Here, where we live, the autumn has come upon us imperceptibly and we have not noticed its gradual approach.
A yellowish tinge comes over the big cottonwood trees so slowly we do not see it until we go away and come back, then our eyes are fresh and we suddenly see that summer is over.
The trees change color quickly now for there is frost at night and they are showing every shade of yellow against the dark mountains. The distance turns a deeper blue for all the yellow near us.
After the trees are fully turned and are like torches of fiery yellow, often with coral red tips, and others are big balls of radiant, sun-colored loveliness, they have a long quiet pause before the end.
Day after day of Indian summer passes, breathless, when the whole valley is immobile and every leaf is motionless, shining golden and still. What days! One moves in a dream through the country, scarcely able to believe one's eyes, for the wonder of it.
Again the cottonwood trees were yellow against the dark-blue sky and there was no wind—not a breath of a breeze in the rich autumnal air.
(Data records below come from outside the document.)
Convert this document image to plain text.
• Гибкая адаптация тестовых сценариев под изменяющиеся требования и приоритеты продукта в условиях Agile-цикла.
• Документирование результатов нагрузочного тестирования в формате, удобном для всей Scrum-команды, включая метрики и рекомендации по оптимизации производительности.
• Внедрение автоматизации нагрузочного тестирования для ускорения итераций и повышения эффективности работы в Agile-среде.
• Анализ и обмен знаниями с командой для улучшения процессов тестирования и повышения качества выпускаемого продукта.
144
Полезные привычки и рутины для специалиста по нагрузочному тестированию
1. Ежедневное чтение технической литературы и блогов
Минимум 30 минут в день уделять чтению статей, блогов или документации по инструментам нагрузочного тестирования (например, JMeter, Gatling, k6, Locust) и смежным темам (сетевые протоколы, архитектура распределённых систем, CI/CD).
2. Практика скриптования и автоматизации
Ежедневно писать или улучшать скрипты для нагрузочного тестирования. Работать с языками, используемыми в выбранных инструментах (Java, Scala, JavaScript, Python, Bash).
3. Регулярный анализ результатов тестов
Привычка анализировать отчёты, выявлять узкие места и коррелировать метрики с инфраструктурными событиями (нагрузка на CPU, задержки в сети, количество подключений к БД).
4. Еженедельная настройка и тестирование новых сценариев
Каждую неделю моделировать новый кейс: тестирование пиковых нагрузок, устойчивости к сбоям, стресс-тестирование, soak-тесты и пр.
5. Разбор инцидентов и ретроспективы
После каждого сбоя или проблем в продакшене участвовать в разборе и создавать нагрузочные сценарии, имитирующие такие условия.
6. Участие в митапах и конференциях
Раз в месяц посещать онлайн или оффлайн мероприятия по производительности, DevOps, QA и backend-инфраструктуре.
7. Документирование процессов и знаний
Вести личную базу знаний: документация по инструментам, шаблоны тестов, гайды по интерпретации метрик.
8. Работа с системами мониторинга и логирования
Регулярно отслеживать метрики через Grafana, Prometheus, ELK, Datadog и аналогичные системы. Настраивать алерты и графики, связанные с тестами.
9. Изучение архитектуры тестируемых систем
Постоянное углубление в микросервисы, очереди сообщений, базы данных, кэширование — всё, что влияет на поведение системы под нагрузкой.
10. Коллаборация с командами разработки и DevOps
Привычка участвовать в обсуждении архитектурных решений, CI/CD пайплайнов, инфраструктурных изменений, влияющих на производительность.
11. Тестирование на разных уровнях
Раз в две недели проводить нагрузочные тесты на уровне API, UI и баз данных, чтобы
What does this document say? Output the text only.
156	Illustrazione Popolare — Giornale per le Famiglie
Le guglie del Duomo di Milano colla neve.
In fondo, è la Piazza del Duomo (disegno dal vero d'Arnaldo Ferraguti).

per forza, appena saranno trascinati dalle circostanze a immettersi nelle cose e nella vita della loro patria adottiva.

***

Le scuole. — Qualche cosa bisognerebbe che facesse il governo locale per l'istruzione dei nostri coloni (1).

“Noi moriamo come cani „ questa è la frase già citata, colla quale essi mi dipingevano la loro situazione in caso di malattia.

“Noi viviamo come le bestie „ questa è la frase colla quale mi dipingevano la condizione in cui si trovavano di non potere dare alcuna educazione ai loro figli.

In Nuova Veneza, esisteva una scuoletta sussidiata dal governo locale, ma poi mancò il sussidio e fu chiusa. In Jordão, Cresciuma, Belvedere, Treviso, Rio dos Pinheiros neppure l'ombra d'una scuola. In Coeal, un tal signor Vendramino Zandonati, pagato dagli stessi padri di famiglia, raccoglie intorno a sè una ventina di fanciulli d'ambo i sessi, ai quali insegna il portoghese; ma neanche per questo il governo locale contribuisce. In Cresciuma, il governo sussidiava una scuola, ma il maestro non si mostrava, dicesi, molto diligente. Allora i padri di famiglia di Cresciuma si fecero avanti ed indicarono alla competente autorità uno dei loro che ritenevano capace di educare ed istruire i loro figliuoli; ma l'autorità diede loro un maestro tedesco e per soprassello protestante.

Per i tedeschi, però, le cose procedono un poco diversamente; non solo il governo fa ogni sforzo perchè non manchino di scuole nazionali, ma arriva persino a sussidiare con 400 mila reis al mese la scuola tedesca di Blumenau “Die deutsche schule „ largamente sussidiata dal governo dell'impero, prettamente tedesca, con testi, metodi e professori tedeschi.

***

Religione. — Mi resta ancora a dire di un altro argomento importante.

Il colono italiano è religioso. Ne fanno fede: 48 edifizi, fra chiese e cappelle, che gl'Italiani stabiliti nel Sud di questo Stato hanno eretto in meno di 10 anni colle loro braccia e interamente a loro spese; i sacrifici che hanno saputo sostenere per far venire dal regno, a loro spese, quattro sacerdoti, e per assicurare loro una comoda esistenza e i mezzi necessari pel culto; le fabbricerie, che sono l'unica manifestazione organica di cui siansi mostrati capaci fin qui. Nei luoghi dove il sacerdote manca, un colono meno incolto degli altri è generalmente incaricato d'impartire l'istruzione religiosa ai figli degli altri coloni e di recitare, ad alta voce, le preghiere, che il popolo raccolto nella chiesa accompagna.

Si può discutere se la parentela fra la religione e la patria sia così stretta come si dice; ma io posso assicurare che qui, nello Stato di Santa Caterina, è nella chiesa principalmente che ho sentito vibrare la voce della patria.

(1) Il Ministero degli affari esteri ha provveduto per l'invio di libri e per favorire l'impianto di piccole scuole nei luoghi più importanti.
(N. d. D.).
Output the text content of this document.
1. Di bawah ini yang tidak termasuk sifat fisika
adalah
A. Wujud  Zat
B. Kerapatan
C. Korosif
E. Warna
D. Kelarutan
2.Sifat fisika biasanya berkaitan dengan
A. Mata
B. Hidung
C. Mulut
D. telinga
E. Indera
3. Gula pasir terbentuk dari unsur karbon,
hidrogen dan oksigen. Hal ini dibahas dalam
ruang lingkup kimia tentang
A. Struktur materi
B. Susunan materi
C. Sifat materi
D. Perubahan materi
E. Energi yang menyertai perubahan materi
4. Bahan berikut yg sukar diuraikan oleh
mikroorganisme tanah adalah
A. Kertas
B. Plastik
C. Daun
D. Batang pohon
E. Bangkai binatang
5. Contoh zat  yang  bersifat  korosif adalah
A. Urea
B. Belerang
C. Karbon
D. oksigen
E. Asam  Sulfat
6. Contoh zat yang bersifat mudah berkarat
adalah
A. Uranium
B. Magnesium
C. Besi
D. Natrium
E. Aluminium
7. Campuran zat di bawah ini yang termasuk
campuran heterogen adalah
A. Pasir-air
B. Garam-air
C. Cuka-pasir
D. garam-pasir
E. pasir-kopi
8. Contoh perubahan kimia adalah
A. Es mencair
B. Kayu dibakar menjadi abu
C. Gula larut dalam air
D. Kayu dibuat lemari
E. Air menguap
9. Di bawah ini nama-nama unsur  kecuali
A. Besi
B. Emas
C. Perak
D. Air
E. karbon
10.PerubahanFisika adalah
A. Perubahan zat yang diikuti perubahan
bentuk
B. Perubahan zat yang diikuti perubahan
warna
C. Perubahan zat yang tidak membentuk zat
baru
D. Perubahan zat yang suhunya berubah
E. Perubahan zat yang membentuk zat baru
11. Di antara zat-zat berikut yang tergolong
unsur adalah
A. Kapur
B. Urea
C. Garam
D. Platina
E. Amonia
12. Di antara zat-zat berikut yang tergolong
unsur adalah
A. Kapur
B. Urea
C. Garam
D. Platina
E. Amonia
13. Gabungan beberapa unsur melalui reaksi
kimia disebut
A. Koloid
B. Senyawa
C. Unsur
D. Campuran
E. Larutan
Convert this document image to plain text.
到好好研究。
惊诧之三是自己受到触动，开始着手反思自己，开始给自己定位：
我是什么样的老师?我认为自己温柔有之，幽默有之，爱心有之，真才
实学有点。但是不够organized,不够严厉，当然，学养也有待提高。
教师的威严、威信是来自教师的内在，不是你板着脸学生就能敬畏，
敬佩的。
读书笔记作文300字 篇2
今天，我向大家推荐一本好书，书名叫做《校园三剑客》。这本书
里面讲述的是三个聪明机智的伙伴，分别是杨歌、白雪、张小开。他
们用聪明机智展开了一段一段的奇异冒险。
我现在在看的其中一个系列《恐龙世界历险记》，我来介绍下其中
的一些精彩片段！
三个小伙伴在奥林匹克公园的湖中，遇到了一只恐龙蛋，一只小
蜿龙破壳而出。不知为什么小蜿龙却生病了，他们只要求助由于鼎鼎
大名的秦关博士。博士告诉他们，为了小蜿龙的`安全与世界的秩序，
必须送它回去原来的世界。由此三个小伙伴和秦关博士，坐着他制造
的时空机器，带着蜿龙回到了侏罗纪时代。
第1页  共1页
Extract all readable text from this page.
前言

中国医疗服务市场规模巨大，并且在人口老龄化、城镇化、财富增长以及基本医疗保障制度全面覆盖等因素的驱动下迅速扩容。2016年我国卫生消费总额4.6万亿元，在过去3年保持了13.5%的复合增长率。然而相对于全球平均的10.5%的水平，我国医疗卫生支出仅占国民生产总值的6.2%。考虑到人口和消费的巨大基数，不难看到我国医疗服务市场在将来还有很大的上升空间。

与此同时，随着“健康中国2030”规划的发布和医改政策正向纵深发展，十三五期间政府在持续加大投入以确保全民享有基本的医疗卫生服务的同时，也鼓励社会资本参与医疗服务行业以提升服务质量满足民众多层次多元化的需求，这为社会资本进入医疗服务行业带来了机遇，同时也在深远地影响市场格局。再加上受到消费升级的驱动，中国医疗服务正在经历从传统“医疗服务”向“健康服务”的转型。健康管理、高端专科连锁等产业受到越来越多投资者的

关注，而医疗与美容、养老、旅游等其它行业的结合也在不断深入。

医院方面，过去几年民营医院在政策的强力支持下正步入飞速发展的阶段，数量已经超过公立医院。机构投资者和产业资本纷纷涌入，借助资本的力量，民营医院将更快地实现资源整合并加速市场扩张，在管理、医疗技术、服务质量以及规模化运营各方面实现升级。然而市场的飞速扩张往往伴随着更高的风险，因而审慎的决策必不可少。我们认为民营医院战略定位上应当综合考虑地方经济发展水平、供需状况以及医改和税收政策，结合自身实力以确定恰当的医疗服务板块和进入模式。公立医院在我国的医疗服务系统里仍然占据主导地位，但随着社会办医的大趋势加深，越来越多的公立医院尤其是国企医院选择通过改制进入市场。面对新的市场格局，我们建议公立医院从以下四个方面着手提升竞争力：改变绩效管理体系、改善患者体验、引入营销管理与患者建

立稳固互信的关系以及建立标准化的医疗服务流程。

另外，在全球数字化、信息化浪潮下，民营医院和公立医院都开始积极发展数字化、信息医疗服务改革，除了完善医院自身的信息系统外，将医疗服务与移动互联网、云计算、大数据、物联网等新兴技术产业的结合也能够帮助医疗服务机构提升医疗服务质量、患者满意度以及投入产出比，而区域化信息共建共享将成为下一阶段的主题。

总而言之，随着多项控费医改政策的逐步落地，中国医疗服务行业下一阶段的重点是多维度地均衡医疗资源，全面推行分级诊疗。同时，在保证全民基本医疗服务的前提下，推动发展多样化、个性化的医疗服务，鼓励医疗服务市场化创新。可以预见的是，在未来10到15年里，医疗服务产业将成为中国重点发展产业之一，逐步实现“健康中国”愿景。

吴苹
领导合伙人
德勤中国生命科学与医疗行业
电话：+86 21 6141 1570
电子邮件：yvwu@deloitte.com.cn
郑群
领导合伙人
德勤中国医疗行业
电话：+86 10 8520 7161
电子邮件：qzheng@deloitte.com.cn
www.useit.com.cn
This past Sunday I drove from Santa Fe to Taos, and all along the Rio Grande clusters and families of golden-glow cottonwoods loomed over the river as it snaked along the canyon. As evening deepened the color on the trees intensified from rich goldenrod to cadmium orange, morphing finally to rosy bronze. No camera could have captured this: I have it only in my mind's eye...and you must imagine it. When I arrived at the overlook onto the Rio Grande Gorge and Taos Mountain with the valley spreading as wide as the eye could see, it seemed that globes of cottonwoods festooned the sweep like so many tethered balloons looming over the landscape.
It's gone now. It's raining and the glow is gone. But not the memory and not the thrill of seeing nature wearing her glory coat of autumn.
With hopes that this has provided you with a feast for the eyes and a different view of Mabel Dodge Luhan.